Cumhurbaşkanı Recep Tayyip Erdoğan, Rusya Federasyonu Devlet Başkanı Vladimir Putin ve İran Cumhurbaşkanı Hasan Ruhani'nin katılımıyla Ankara’da 4 Nisan Çarşamba günü gerçekleşen üçlü zirve, kuşkusuz siyasi çevreler kadar basında da yoğun ilgi görmüştür.

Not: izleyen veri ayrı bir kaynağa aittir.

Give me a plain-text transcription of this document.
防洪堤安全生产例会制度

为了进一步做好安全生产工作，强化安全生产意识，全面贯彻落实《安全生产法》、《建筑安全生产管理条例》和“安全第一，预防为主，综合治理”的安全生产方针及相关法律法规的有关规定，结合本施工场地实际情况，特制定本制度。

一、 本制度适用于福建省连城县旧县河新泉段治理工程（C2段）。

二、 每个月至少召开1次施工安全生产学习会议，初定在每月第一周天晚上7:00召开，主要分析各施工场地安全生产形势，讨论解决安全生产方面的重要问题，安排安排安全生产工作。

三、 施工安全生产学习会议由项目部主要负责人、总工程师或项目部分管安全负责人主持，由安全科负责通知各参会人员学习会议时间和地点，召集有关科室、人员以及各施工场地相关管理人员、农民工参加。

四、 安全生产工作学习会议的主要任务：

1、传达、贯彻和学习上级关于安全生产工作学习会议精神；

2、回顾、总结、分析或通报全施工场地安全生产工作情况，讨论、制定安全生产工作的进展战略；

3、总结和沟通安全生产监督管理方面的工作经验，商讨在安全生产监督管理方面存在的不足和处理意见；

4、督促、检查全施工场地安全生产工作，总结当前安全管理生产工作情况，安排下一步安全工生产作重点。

Türkiye ve Rusya öncülüğünde Aralık 2016'da Suriye’de yürürlüğe giren ateşkes, Esed rejiminin ihlallerine rağmen bir yıl aradan sonra İsviçre'nin Cenevre kentinde yeni müzakerelerin önünü açacak Astana sürecini başlatmıştı. Cenevre görüşmelerinden bir sonuç elde edilememesi üzerine ilk üçlü zirve 22 Kasım 2017'de üç liderin katılımıyla Soçi'de yapılmıştı. Geçen hafta Cumhurbaşkanlığı Külliyesi'nde toplanan zirve, bu en üst düzey görüşmelerin ikinci ayağını oluştururken Cumhurbaşkanı Erdoğan bir sonraki görüşmenin Tahran’da yapılacağını açıklamıştır.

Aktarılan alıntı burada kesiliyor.